C’è un Paese che sta affogando nella corruzione, uno dei più corrotti del mon­do (nel 2001 eravamo al 29° posto su 91 Paesi esaminati nella classifica interna­zionale per grado di corruzione, nel 2010 siamo scesi addirittura al 67°), un Paese dove – come ha ricordato anche il Fi­nancial Times – la corruzione drena 60 milioni all’anno dalle casse della pubbli­ca amministrazione (pari al Pil della Croazia, la 67esima economia mondiale), eppure il nostro governo “tecnico” vara una legge che ancora una volta va incontro ai problemi dell’ex presidente del consiglio Berlusconi, accorciandogli i tempi di prescrizione nel processo Ruby, e interviene soltanto sui punti più marginali del fenomeno.

È vero, la guardasigilli Paola Severino ha annunciato che per gli aspetti più im­portanti (ripristino del falso in bilancio, incandidabilità dei condannati in primo grado per reati gravi, autoriciclaggio, voto di scambio…) si provvederà più avanti.

Ma questa non è altro che una promes­sa: i tempi di durata della legislatura sono tali che la responsabilità di condur­re in porto le norme anticorruzione più incisive starà al prossimo esecutivo, che sarà di natura politica, quindi poco inte­ressato alla questione, come tutti i gover­ni precedenti.

Qualcuno l’ha definito un primo passo, mai operato prima. Altri, viceversa, han­no sottolineato il paradosso di una legge contro la corruzione votata da un Parla­mento nel quale siedono numerosi cor­rotti o aspiranti tali: il Senato ha appro­vato la proposta non grazie a una volontà di lotta alla corruzione, ma semplicemen­te per rifare un po’ il trucco alla politica di fronte all’elettorato dopo i casi Fiorito e Regione Lombardia.

Non è un segreto che per costringere il Pdl a rimuovere le barricate il provvedi­mento ha dovuto tenere conto dei diktat di questo partito: il governo Monti, il “governo degli onesti”, avrebbe potuto e dovuto osare di più: il momento, a ridos­so della campagna elettorale, non poteva essere più favorevole.

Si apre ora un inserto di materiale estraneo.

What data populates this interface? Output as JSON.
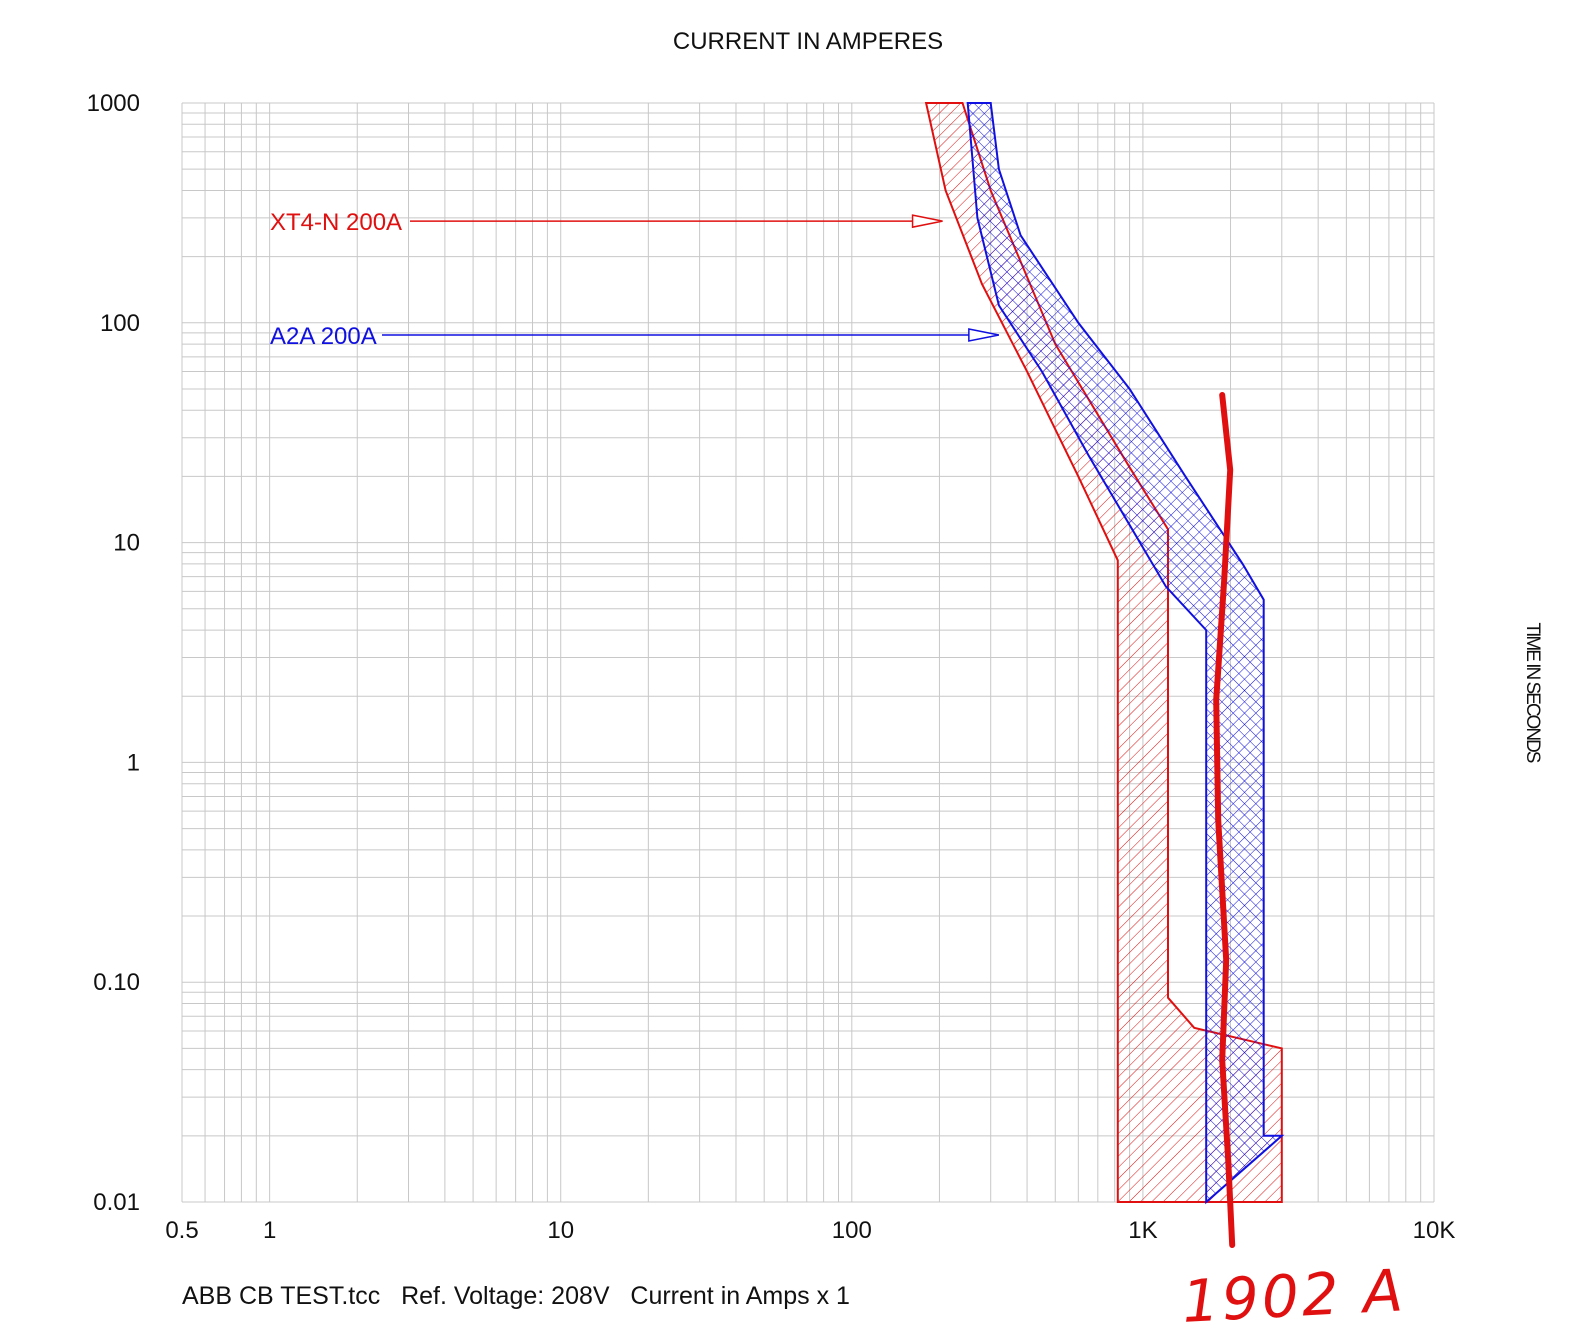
{
  "chart_data": {
    "type": "line",
    "title": "CURRENT IN AMPERES",
    "xlabel": "CURRENT IN AMPERES",
    "ylabel": "TIME IN SECONDS",
    "x_scale": "log",
    "y_scale": "log",
    "xlim": [
      0.5,
      10000
    ],
    "ylim": [
      0.01,
      1000
    ],
    "x_ticks": [
      {
        "value": 0.5,
        "label": "0.5"
      },
      {
        "value": 1,
        "label": "1"
      },
      {
        "value": 10,
        "label": "10"
      },
      {
        "value": 100,
        "label": "100"
      },
      {
        "value": 1000,
        "label": "1K"
      },
      {
        "value": 10000,
        "label": "10K"
      }
    ],
    "y_ticks": [
      {
        "value": 1000,
        "label": "1000"
      },
      {
        "value": 100,
        "label": "100"
      },
      {
        "value": 10,
        "label": "10"
      },
      {
        "value": 1,
        "label": "1"
      },
      {
        "value": 0.1,
        "label": "0.10"
      },
      {
        "value": 0.01,
        "label": "0.01"
      }
    ],
    "grid": true,
    "series": [
      {
        "name": "XT4-N 200A",
        "color": "#e01010",
        "label_y": 290,
        "label_arrow_x": 205,
        "band_min": [
          [
            180,
            1000
          ],
          [
            210,
            400
          ],
          [
            280,
            150
          ],
          [
            400,
            60
          ],
          [
            600,
            20
          ],
          [
            820,
            8.3
          ],
          [
            820,
            0.01
          ]
        ],
        "band_max": [
          [
            240,
            1000
          ],
          [
            300,
            400
          ],
          [
            500,
            80
          ],
          [
            900,
            22
          ],
          [
            1220,
            11.5
          ],
          [
            1220,
            0.085
          ],
          [
            1500,
            0.062
          ],
          [
            3000,
            0.05
          ],
          [
            3000,
            0.01
          ]
        ]
      },
      {
        "name": "A2A 200A",
        "color": "#1010e0",
        "label_y": 88,
        "label_arrow_x": 320,
        "band_min": [
          [
            250,
            1000
          ],
          [
            270,
            300
          ],
          [
            320,
            120
          ],
          [
            450,
            60
          ],
          [
            650,
            25
          ],
          [
            1200,
            6.3
          ],
          [
            1650,
            4
          ],
          [
            1650,
            0.01
          ]
        ],
        "band_max": [
          [
            300,
            1000
          ],
          [
            320,
            500
          ],
          [
            380,
            250
          ],
          [
            600,
            100
          ],
          [
            900,
            50
          ],
          [
            1400,
            20
          ],
          [
            2200,
            8
          ],
          [
            2600,
            5.5
          ],
          [
            2600,
            0.02
          ],
          [
            3000,
            0.02
          ]
        ]
      }
    ],
    "markers": [
      {
        "label": "1902 A",
        "x": 1902,
        "color": "#e01010"
      }
    ],
    "footer": {
      "file": "ABB CB TEST.tcc",
      "voltage": "Ref. Voltage: 208V",
      "current": "Current in Amps x 1"
    },
    "legend_placement": "inline labels with arrows"
  }
}
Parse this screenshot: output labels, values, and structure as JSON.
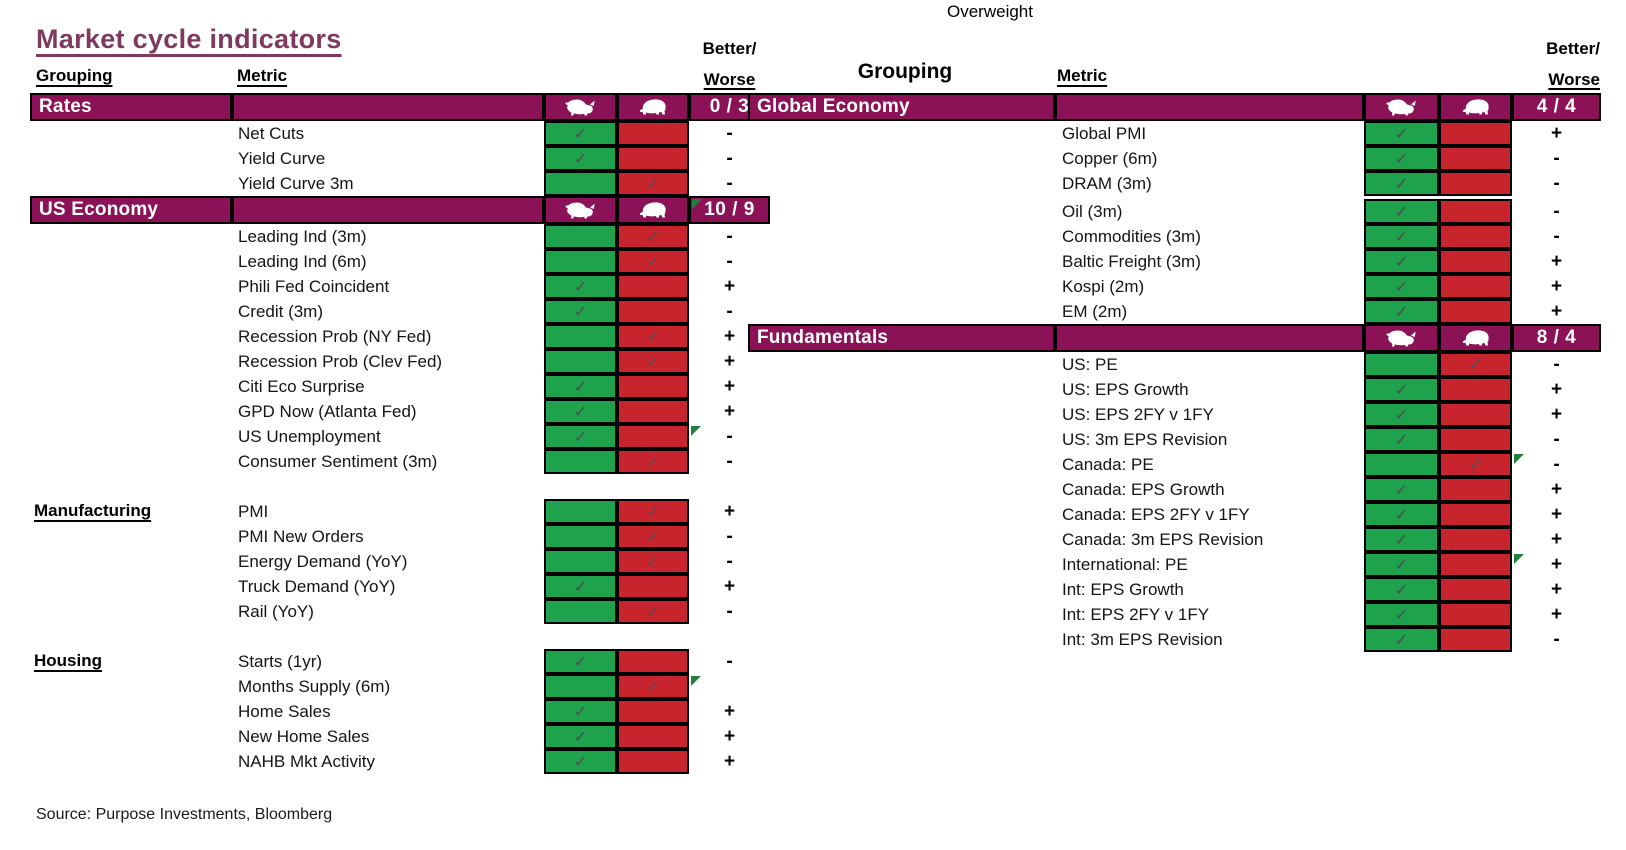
{
  "labels": {
    "grouping": "Grouping",
    "metric": "Metric",
    "better": "Better/",
    "worse": "Worse"
  },
  "icons": {
    "bull": "bull-icon",
    "bear": "bear-icon",
    "check": "check-icon",
    "marker": "comment-marker-icon"
  },
  "colors": {
    "purple": "#8B1256",
    "green": "#1FA24C",
    "red": "#C7242E",
    "check": "#4D4D55",
    "marker_green": "#217E3C",
    "title": "#7D3A5E"
  },
  "chart_data": {
    "type": "table",
    "title": "Market cycle indicators",
    "annotation": "Overweight",
    "source": "Source: Purpose Investments, Bloomberg",
    "columns": [
      "Grouping",
      "Metric",
      "Bull",
      "Bear",
      "Better/Worse"
    ],
    "tables": [
      {
        "side": "left",
        "sections": [
          {
            "grouping": "Rates",
            "header_style": "bar",
            "score": "0 / 3",
            "score_marker": false,
            "rows": [
              {
                "metric": "Net Cuts",
                "signal": "bull",
                "better_worse": "-"
              },
              {
                "metric": "Yield Curve",
                "signal": "bull",
                "better_worse": "-"
              },
              {
                "metric": "Yield Curve 3m",
                "signal": "bear",
                "better_worse": "-"
              }
            ]
          },
          {
            "grouping": "US Economy",
            "header_style": "bar",
            "score": "10 / 9",
            "score_marker": true,
            "rows": [
              {
                "metric": "Leading Ind (3m)",
                "signal": "bear",
                "better_worse": "-"
              },
              {
                "metric": "Leading Ind (6m)",
                "signal": "bear",
                "better_worse": "-"
              },
              {
                "metric": "Phili Fed Coincident",
                "signal": "bull",
                "better_worse": "+"
              },
              {
                "metric": "Credit (3m)",
                "signal": "bull",
                "better_worse": "-"
              },
              {
                "metric": "Recession Prob (NY Fed)",
                "signal": "bear",
                "better_worse": "+"
              },
              {
                "metric": "Recession Prob (Clev Fed)",
                "signal": "bear",
                "better_worse": "+"
              },
              {
                "metric": "Citi Eco Surprise",
                "signal": "bull",
                "better_worse": "+"
              },
              {
                "metric": "GPD Now (Atlanta Fed)",
                "signal": "bull",
                "better_worse": "+"
              },
              {
                "metric": "US Unemployment",
                "signal": "bull",
                "better_worse": "-",
                "marker": true
              },
              {
                "metric": "Consumer Sentiment (3m)",
                "signal": "bear",
                "better_worse": "-"
              }
            ]
          },
          {
            "grouping": "Manufacturing",
            "header_style": "text",
            "rows": [
              {
                "metric": "PMI",
                "signal": "bear",
                "better_worse": "+"
              },
              {
                "metric": "PMI New Orders",
                "signal": "bear",
                "better_worse": "-"
              },
              {
                "metric": "Energy Demand (YoY)",
                "signal": "bear",
                "better_worse": "-"
              },
              {
                "metric": "Truck Demand (YoY)",
                "signal": "bull",
                "better_worse": "+"
              },
              {
                "metric": "Rail (YoY)",
                "signal": "bear",
                "better_worse": "-"
              }
            ]
          },
          {
            "grouping": "Housing",
            "header_style": "text",
            "rows": [
              {
                "metric": "Starts (1yr)",
                "signal": "bull",
                "better_worse": "-"
              },
              {
                "metric": "Months Supply (6m)",
                "signal": "bear",
                "better_worse": "",
                "marker": true
              },
              {
                "metric": "Home Sales",
                "signal": "bull",
                "better_worse": "+"
              },
              {
                "metric": "New Home Sales",
                "signal": "bull",
                "better_worse": "+"
              },
              {
                "metric": "NAHB Mkt Activity",
                "signal": "bull",
                "better_worse": "+"
              }
            ]
          }
        ]
      },
      {
        "side": "right",
        "sections": [
          {
            "grouping": "Global Economy",
            "header_style": "bar",
            "score": "4 / 4",
            "score_marker": false,
            "rows": [
              {
                "metric": "Global PMI",
                "signal": "bull",
                "better_worse": "+"
              },
              {
                "metric": "Copper (6m)",
                "signal": "bull",
                "better_worse": "-"
              },
              {
                "metric": "DRAM (3m)",
                "signal": "bull",
                "better_worse": "-"
              },
              {
                "metric": "Oil (3m)",
                "signal": "bull",
                "better_worse": "-"
              },
              {
                "metric": "Commodities (3m)",
                "signal": "bull",
                "better_worse": "-"
              },
              {
                "metric": "Baltic Freight (3m)",
                "signal": "bull",
                "better_worse": "+"
              },
              {
                "metric": "Kospi (2m)",
                "signal": "bull",
                "better_worse": "+"
              },
              {
                "metric": "EM (2m)",
                "signal": "bull",
                "better_worse": "+"
              }
            ]
          },
          {
            "grouping": "Fundamentals",
            "header_style": "bar",
            "score": "8 / 4",
            "score_marker": false,
            "rows": [
              {
                "metric": "US: PE",
                "signal": "bear",
                "better_worse": "-"
              },
              {
                "metric": "US: EPS Growth",
                "signal": "bull",
                "better_worse": "+"
              },
              {
                "metric": "US: EPS 2FY v 1FY",
                "signal": "bull",
                "better_worse": "+"
              },
              {
                "metric": "US: 3m EPS Revision",
                "signal": "bull",
                "better_worse": "-"
              },
              {
                "metric": "Canada: PE",
                "signal": "bear",
                "better_worse": "-",
                "marker": true
              },
              {
                "metric": "Canada: EPS Growth",
                "signal": "bull",
                "better_worse": "+"
              },
              {
                "metric": "Canada: EPS 2FY v 1FY",
                "signal": "bull",
                "better_worse": "+"
              },
              {
                "metric": "Canada: 3m EPS Revision",
                "signal": "bull",
                "better_worse": "+"
              },
              {
                "metric": "International: PE",
                "signal": "bull",
                "better_worse": "+",
                "marker": true
              },
              {
                "metric": "Int: EPS Growth",
                "signal": "bull",
                "better_worse": "+"
              },
              {
                "metric": "Int: EPS 2FY v 1FY",
                "signal": "bull",
                "better_worse": "+"
              },
              {
                "metric": "Int: 3m EPS Revision",
                "signal": "bull",
                "better_worse": "-"
              }
            ]
          }
        ]
      }
    ]
  }
}
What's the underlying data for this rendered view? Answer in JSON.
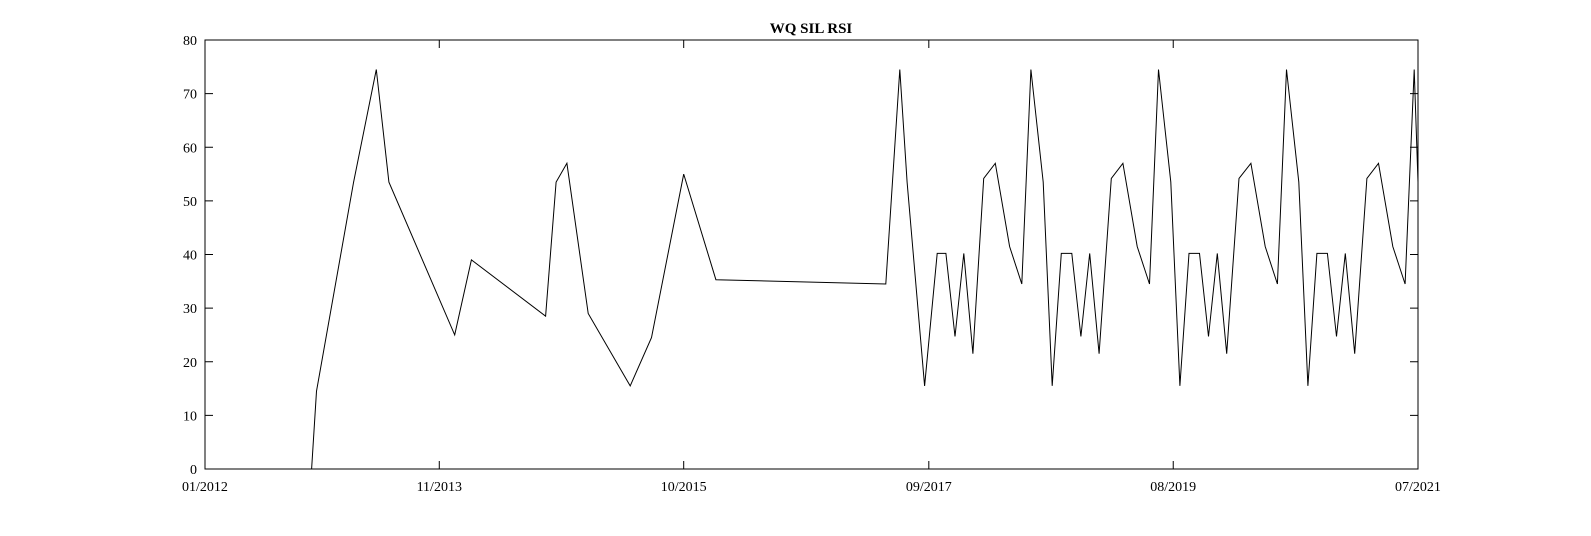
{
  "chart_data": {
    "type": "line",
    "title": "WQ SIL RSI",
    "xlabel": "",
    "ylabel": "",
    "x_tick_labels": [
      "01/2012",
      "11/2013",
      "10/2015",
      "09/2017",
      "08/2019",
      "07/2021"
    ],
    "x_tick_dates": [
      "2012-01-01",
      "2013-11-01",
      "2015-10-01",
      "2017-09-01",
      "2019-08-01",
      "2021-07-01"
    ],
    "xlim": [
      "2012-01-01",
      "2021-07-01"
    ],
    "ylim": [
      0,
      80
    ],
    "y_ticks": [
      0,
      10,
      20,
      30,
      40,
      50,
      60,
      70,
      80
    ],
    "grid": false,
    "line_color": "#000000",
    "series": [
      {
        "x": [
          "2012-01-01",
          "2012-11-01",
          "2012-11-15",
          "2013-03-01",
          "2013-05-05",
          "2013-06-10",
          "2013-12-15",
          "2014-02-01",
          "2014-09-01",
          "2014-10-01",
          "2014-11-01",
          "2015-01-01",
          "2015-05-01",
          "2015-07-01",
          "2015-10-01",
          "2016-01-01",
          "2017-05-01",
          "2017-06-10",
          "2017-07-01",
          "2017-08-20",
          "2017-09-25",
          "2017-10-20",
          "2017-11-15",
          "2017-12-10",
          "2018-01-05",
          "2018-02-05",
          "2018-03-10",
          "2018-04-20",
          "2018-05-25",
          "2018-06-20",
          "2018-07-25",
          "2018-08-20",
          "2018-09-15",
          "2018-10-15",
          "2018-11-10",
          "2018-12-05",
          "2019-01-01",
          "2019-02-05",
          "2019-03-10",
          "2019-04-20",
          "2019-05-25",
          "2019-06-20",
          "2019-07-25",
          "2019-08-20",
          "2019-09-15",
          "2019-10-15",
          "2019-11-10",
          "2019-12-05",
          "2020-01-01",
          "2020-02-05",
          "2020-03-10",
          "2020-04-20",
          "2020-05-25",
          "2020-06-20",
          "2020-07-25",
          "2020-08-20",
          "2020-09-15",
          "2020-10-15",
          "2020-11-10",
          "2020-12-05",
          "2021-01-01",
          "2021-02-05",
          "2021-03-10",
          "2021-04-20",
          "2021-05-25",
          "2021-06-20",
          "2021-07-01",
          "2021-07-01"
        ],
        "y": [
          0,
          0,
          14.5,
          53.5,
          74.5,
          53.5,
          25,
          39,
          28.5,
          53.5,
          57,
          29,
          15.5,
          24.5,
          55,
          35.3,
          34.5,
          74.5,
          53.5,
          15.5,
          40.2,
          40.2,
          24.7,
          40.2,
          21.5,
          54.2,
          57,
          41.5,
          34.5,
          74.5,
          53.5,
          15.5,
          40.2,
          40.2,
          24.7,
          40.2,
          21.5,
          54.2,
          57,
          41.5,
          34.5,
          74.5,
          53.5,
          15.5,
          40.2,
          40.2,
          24.7,
          40.2,
          21.5,
          54.2,
          57,
          41.5,
          34.5,
          74.5,
          53.5,
          15.5,
          40.2,
          40.2,
          24.7,
          40.2,
          21.5,
          54.2,
          57,
          41.5,
          34.5,
          74.5,
          53.5,
          15.5
        ]
      }
    ]
  }
}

Il problema è che, nel tourbillon susci­tato dagli annunci di chi si candiderà e chi non si candiderà, non si vede una possibilità reale di cambiamento del ceto dirigente, come dimostra peraltro la cena del “rottamatore” Renzi con la crema dell’alta finanza, organizzata peraltro da un business man la cui holding ha sede alle isole Cayman. Come ha scritto il so­ciologo Tonino Perna su il Manifesto, “la crisi verticale dei partiti, delle ideologie, porta a selezionare nel modo peggiore la classe politica” e “i partiti sono ormai di­ventati delle strutture autoreferenziali di potere, di lobby e di affari”. Se si voglio­no cambiare le cose è necessario un con­trollo popolare e diretto sulla pubblica amministrazione. Il disegno di legge del governo Monti istituisce la figura del “commissario anticorruzione”, che potrà avvalersi nel suo operato delle forze del­la Guardia di Finanza. Ma, se l’intero si­stema è corrotto, chi garantirà della sua incorruttibilità?